Así hablaban los legionarios del padre Huidobro
Cuenta uno de sus biógrafos que en el avance hacia Madrid se encontraba un día parte de su bandera en las cercanías de Santa Olalla de Toledo, ante una difícil posición de los republicanos atrincherados tras un grueso paredón: dudaban aún qué hacer, pues los legionarios eran muy pocos y no querían exponerse a un fracaso; de pronto, en un arranque de entusiasmo, se pone en pie, el primero, el padre Huidobro, enarbolando en su diestra el crucifijo: “¡Adelante, muchachos! ¡Viva España! ¡Viva Cristo Rey!”. Todos, enardecidos, le siguieron, y la posición enemiga se tomó. Refirió este hecho un sargento de la 4ª Bandera que meses más tarde fue herido mientras luchaba en el frente de Aragón.
Un legionario herido en un hospital hablaba así del padre Huidobro:
“Cuando asaltan las trincheras, el Padre va siempre en primera línea con ellos, les da a besar el crucifijo y los bendice y absuelve.
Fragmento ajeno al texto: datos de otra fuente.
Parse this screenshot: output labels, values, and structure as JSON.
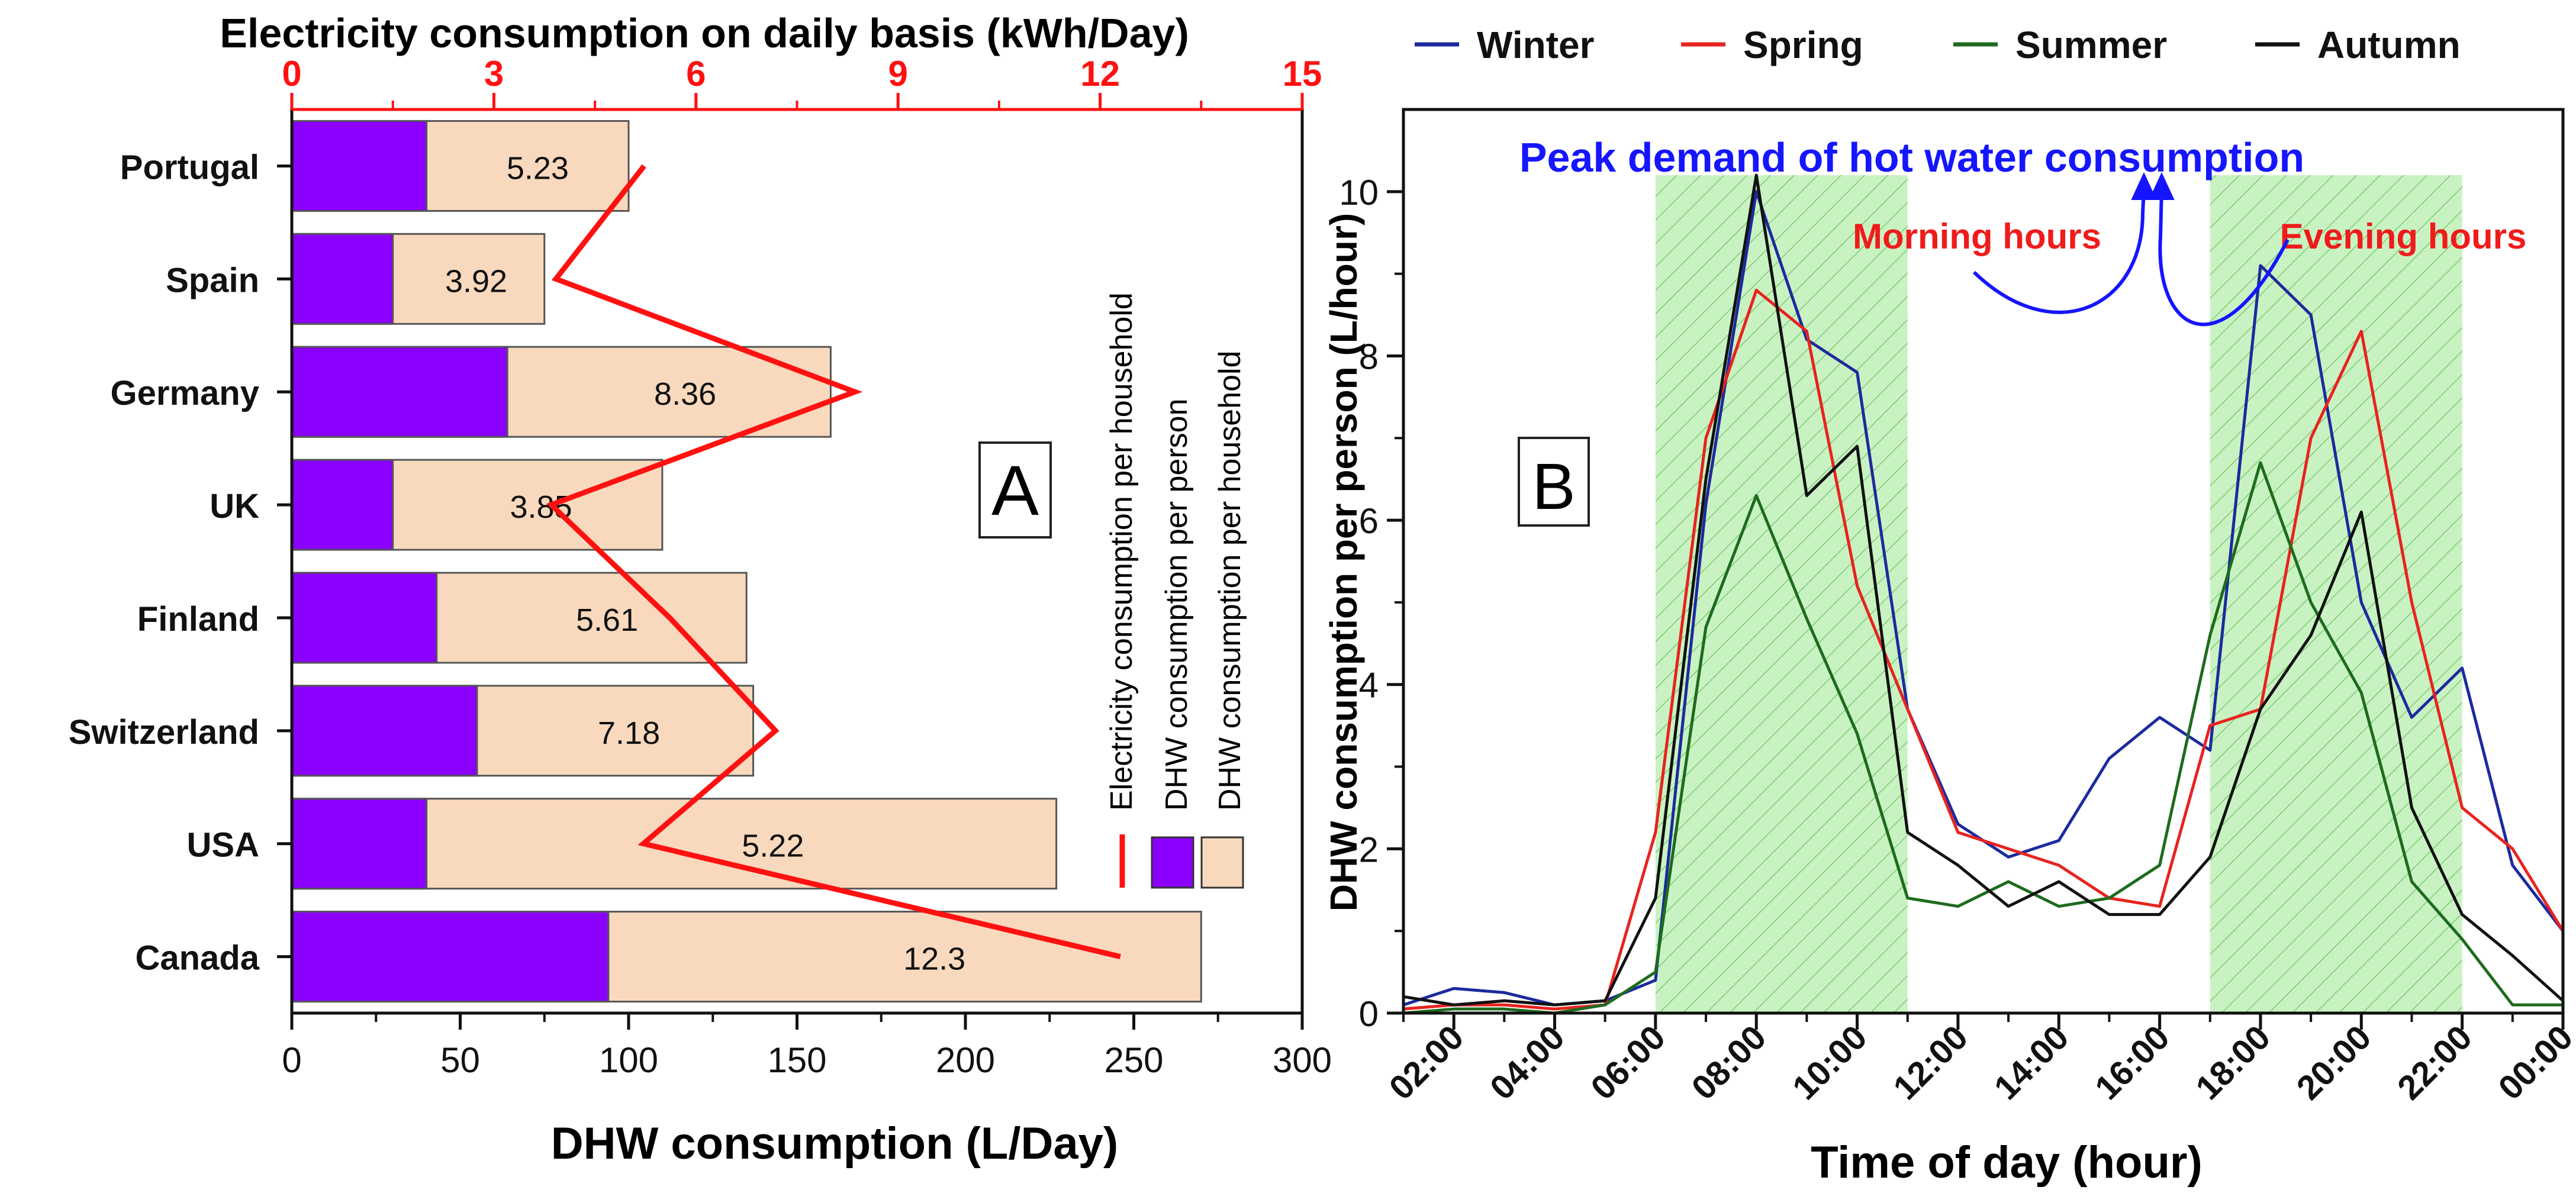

En ocasiones se ha traído a hombros heridos de los rojos para confesarlos antes de morir”.
El valor y heroísmo del padre Huidobro y su entrega total a su ministerio era la primera impresión que veían los legionarios en él. Un soldado, cuando avanza hacia el enemigo, gran parte de su valor lo obtiene al verse y ver a sus compañeros con su fusil y sus bombas de manos: se siente capaz de sobrevivir y seguir luchando. Por eso se sorprendían tanto cuando veían a su capellán que sin estas armas se mostraba tan valiente como ellos.
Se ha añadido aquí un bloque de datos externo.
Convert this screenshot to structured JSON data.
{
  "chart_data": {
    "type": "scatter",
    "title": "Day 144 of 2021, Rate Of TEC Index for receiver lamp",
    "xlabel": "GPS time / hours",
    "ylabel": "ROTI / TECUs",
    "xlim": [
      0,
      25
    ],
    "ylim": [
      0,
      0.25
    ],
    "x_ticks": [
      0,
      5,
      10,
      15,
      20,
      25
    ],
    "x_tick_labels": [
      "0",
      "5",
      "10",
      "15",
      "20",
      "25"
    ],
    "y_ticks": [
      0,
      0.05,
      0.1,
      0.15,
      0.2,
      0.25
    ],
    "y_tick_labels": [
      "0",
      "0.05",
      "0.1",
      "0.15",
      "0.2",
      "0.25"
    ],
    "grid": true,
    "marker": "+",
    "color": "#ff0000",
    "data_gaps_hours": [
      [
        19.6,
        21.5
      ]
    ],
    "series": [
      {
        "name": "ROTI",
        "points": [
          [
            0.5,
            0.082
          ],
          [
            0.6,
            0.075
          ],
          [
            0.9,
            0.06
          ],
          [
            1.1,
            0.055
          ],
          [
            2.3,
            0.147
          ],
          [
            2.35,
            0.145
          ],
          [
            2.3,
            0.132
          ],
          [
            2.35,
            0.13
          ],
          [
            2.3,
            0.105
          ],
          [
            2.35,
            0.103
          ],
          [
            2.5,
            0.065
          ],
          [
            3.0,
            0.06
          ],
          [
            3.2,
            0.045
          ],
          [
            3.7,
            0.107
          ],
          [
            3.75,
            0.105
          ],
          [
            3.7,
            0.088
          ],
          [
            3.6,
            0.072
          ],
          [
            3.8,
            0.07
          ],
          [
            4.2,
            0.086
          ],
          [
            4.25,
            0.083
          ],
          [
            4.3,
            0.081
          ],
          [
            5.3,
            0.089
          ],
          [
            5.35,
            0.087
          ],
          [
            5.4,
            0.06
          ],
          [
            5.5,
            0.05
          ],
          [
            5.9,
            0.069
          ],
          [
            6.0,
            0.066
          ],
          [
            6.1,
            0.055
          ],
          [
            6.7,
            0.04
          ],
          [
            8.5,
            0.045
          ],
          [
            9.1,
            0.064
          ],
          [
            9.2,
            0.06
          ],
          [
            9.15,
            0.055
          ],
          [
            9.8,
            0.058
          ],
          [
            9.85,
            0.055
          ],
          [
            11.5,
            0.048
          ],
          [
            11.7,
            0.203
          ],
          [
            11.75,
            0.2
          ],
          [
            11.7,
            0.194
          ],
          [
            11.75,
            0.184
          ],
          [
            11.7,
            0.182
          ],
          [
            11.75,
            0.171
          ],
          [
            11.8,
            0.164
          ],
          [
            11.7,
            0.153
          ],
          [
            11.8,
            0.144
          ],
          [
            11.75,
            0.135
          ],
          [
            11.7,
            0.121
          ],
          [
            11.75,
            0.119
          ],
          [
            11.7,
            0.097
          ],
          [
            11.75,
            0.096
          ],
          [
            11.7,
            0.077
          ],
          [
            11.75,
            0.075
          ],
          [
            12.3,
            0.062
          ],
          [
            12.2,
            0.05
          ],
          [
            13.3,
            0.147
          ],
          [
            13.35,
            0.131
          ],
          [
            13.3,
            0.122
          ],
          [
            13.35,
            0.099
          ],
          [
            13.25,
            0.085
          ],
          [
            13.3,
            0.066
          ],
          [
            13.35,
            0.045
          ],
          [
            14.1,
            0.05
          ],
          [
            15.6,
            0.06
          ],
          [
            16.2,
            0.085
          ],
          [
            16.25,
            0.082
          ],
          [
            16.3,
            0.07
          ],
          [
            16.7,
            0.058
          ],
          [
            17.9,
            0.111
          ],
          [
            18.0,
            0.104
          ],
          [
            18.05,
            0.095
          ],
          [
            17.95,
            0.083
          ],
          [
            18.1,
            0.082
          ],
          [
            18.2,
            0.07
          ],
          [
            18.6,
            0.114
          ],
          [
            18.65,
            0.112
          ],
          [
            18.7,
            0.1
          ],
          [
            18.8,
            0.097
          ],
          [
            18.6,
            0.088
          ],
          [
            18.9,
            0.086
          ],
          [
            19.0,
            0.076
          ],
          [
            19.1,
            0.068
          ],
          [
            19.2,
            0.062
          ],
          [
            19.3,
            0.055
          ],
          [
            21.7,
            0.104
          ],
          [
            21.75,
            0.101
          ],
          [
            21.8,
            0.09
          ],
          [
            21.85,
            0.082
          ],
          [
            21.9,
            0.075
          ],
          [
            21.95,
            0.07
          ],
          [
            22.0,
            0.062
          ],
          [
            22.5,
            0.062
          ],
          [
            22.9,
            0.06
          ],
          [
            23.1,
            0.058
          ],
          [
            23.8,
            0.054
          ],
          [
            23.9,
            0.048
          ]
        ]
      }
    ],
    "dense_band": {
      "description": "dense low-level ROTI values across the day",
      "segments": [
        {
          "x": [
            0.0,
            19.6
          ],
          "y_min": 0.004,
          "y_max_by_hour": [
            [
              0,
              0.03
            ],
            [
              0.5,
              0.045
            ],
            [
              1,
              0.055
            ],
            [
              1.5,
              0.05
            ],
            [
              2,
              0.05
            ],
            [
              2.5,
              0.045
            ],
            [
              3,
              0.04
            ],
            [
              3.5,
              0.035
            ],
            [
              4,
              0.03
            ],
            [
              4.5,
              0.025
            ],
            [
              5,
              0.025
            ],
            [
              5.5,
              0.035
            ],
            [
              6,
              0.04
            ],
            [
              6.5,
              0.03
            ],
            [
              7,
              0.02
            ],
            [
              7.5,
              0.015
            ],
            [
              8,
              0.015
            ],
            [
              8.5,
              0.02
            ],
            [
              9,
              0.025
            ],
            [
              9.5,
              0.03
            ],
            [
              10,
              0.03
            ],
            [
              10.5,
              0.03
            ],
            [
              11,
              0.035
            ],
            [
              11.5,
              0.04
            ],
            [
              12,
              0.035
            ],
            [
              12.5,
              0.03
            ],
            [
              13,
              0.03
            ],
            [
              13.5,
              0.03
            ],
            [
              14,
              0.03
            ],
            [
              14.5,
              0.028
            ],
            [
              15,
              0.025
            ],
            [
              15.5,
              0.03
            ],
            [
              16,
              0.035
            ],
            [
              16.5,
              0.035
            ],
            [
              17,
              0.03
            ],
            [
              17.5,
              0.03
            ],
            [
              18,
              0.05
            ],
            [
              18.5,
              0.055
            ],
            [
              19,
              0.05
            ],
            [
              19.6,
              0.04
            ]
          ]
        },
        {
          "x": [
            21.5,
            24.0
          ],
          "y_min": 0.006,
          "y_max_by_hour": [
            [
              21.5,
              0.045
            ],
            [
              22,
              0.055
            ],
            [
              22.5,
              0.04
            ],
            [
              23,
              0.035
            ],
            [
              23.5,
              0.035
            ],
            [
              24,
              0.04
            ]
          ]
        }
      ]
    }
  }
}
En este ambiente legionario, en el que se sentía completamente adaptado, escribía a su hermano Ignacio, también jesuita:
“Querido Ignacio: Sabe que te escribo (en las riberas del Jarama, junto a Arganda) y cruzan por encima de la cabaña donde vivo, los proyectiles de la artillería. Aquí se engrandece el alma ruin en este ambiente de heroicidad, de contacto inminente con la muerte. Los peligros pasados no eran nada comparados con los que llevo esta última temporada. Pero así vive -muriendo- toda esta 4ª Bandera, humildemente gloriosa entre todas. Yo no me puedo quedar atrás en hacer por las almas y por Dios lo que por Dios y por la patria hacen ellos, con menos gracias. ¡Cuánto valen estos muchachos y cómo se desgarra el corazón cuando mueren los mejores! Nunca agradeceré a Dios bastante el haberme traído. En los grandes heroísmos y en los grandes dolores que nos rodean, se entra en la vida, hasta lo más hondo. Nunca como ahora había visto yo las entrañas de los hombres palpitantes por la herida horrible que la metralla o la bala explosiva abre en el cuerpo; nunca tampoco las almas que sufren, las grandezas que llevan dentro, los dolores. Mi educación, sin la guerra, hubiera sido defectuosa”.
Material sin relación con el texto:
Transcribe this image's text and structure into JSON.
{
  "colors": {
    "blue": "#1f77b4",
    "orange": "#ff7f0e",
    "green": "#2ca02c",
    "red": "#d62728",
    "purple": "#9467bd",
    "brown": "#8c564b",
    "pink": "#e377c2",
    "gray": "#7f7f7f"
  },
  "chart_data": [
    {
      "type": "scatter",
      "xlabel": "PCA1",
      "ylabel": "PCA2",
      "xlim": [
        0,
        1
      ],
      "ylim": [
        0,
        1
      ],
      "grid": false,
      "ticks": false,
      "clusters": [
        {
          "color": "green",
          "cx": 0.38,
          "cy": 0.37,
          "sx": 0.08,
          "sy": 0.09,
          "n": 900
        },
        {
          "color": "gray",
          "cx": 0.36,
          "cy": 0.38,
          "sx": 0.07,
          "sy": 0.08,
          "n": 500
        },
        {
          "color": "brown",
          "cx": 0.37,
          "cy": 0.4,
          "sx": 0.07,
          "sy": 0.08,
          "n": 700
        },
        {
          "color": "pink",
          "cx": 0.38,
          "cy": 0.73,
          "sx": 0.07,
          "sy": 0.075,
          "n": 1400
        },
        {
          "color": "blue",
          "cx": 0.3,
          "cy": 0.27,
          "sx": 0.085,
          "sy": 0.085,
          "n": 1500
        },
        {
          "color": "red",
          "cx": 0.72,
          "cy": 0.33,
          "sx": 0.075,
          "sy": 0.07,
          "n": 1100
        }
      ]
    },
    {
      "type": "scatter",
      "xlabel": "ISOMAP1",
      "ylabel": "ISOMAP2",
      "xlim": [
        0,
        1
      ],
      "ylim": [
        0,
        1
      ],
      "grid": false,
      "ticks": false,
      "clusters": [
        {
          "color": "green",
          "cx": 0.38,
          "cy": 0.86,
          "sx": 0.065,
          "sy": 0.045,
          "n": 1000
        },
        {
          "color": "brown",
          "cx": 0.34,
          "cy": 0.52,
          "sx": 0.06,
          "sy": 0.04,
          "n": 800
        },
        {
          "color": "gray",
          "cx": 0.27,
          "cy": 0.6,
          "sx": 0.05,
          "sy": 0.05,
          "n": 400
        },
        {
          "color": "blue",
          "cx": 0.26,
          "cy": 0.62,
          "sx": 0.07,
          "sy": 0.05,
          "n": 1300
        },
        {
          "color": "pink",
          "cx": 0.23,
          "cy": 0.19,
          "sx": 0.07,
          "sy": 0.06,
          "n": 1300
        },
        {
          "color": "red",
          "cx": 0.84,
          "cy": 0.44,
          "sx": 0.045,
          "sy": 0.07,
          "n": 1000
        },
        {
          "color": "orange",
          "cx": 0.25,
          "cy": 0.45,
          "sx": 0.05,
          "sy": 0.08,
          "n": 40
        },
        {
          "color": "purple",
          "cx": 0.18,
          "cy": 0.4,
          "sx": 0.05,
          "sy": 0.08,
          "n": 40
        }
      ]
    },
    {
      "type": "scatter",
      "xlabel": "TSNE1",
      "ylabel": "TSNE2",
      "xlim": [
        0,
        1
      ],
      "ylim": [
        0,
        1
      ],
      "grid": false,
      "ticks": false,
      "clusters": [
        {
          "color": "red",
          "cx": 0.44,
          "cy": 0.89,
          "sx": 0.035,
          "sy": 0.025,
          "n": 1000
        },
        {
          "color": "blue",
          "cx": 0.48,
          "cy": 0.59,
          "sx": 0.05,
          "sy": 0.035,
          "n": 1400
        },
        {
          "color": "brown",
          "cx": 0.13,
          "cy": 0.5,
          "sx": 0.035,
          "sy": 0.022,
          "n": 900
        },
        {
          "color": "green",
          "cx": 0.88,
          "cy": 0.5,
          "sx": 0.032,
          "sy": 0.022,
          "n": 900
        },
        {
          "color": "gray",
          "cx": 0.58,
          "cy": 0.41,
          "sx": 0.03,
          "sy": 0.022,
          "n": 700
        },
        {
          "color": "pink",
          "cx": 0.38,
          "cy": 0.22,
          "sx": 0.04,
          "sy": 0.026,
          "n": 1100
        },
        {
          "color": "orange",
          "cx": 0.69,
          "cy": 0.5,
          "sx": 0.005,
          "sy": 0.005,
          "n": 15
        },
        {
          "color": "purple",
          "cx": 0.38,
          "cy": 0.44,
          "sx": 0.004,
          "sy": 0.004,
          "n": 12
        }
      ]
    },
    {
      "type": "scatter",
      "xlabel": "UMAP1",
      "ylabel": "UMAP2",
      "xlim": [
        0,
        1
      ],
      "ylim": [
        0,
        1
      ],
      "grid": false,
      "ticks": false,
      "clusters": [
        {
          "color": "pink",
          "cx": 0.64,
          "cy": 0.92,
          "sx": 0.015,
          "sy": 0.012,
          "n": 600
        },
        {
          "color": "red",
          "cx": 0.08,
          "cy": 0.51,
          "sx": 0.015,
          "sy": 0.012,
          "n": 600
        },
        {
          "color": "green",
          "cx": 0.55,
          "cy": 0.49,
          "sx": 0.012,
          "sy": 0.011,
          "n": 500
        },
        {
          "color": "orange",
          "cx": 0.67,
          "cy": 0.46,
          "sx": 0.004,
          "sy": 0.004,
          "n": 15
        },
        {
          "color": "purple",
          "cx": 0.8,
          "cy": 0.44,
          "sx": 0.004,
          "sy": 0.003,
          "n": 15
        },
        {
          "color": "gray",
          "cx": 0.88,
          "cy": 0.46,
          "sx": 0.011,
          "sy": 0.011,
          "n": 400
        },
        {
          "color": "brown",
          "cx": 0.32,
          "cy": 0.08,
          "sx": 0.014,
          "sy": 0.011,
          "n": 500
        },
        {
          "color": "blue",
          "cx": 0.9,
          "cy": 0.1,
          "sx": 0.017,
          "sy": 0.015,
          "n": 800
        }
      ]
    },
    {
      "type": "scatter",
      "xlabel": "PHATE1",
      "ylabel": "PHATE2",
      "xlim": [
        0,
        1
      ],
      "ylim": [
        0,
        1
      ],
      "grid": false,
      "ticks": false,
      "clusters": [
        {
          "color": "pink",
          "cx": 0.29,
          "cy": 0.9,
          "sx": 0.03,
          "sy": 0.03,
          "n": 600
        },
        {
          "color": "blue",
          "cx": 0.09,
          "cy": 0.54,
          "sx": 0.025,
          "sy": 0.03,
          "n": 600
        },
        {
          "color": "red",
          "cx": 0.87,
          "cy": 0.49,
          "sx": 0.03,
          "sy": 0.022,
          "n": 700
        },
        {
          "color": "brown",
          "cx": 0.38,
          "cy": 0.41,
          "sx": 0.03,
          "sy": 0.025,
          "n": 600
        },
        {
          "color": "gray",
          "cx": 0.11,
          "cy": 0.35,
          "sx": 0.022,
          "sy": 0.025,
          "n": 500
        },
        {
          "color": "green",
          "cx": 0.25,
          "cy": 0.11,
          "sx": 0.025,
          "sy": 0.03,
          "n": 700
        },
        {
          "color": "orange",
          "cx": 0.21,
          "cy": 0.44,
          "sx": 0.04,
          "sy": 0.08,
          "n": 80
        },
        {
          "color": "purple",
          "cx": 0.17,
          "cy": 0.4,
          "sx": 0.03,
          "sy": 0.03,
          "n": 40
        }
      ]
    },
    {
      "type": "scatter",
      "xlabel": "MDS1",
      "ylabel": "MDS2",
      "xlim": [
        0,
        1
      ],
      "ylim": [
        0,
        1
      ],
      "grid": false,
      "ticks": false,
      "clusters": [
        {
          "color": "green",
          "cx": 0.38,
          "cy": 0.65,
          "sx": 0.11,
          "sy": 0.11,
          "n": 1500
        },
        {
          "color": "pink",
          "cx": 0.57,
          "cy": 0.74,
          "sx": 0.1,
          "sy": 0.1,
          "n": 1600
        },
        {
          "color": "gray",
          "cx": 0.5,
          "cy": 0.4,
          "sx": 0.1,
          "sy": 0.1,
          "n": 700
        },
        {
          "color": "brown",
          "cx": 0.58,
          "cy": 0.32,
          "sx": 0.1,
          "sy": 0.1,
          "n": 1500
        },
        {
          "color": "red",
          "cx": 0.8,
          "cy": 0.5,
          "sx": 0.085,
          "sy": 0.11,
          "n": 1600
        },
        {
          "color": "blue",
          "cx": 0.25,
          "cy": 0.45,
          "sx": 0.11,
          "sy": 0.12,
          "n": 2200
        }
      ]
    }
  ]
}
Durante los meses de guerra no dejaba -a menos de estar físicamente impedido-, su misa diaria. Fue muy frecuente en él levantarse -descansando aún sus legionarios- a las dos o tres de la mañana para no dejar de ofrecer el santo sacrificio antes de emprender la marcha militar o el ataque. Decía misa en cualquier parte: en las trincheras, en las tiendas, en descampados, incluso entre las ruinas del Hospital Clínico, el tiempo que estuvo su bandera allí asentada.
El día 5 de abril de 1937, realiza la profesión religiosa, tras unos días de retiro en el colegio de Villafranca de los Barros (Badajoz). Con sotana, la de su primera misa, y el uniforme debajo, leyó con voz clara la fórmula de profesión, ante el rector, padre Enrique Jiménez, representante del padre general de la Compañía de Jesús. Tras la celebración, por la tarde, se haría una pequeña velada en el colegio. Allí, el padre Huidobro, con su uniforme legionario y el crucifijo colgado en el pecho, expuso lo que era la Legión y la valentía de los legionarios. De nuevo, vuelve a incorporase a su bandera, bajo un fuego intensísimo, el 9 de abril, en la Cuesta de las Perdices, cerca de la carretera de La Coruña.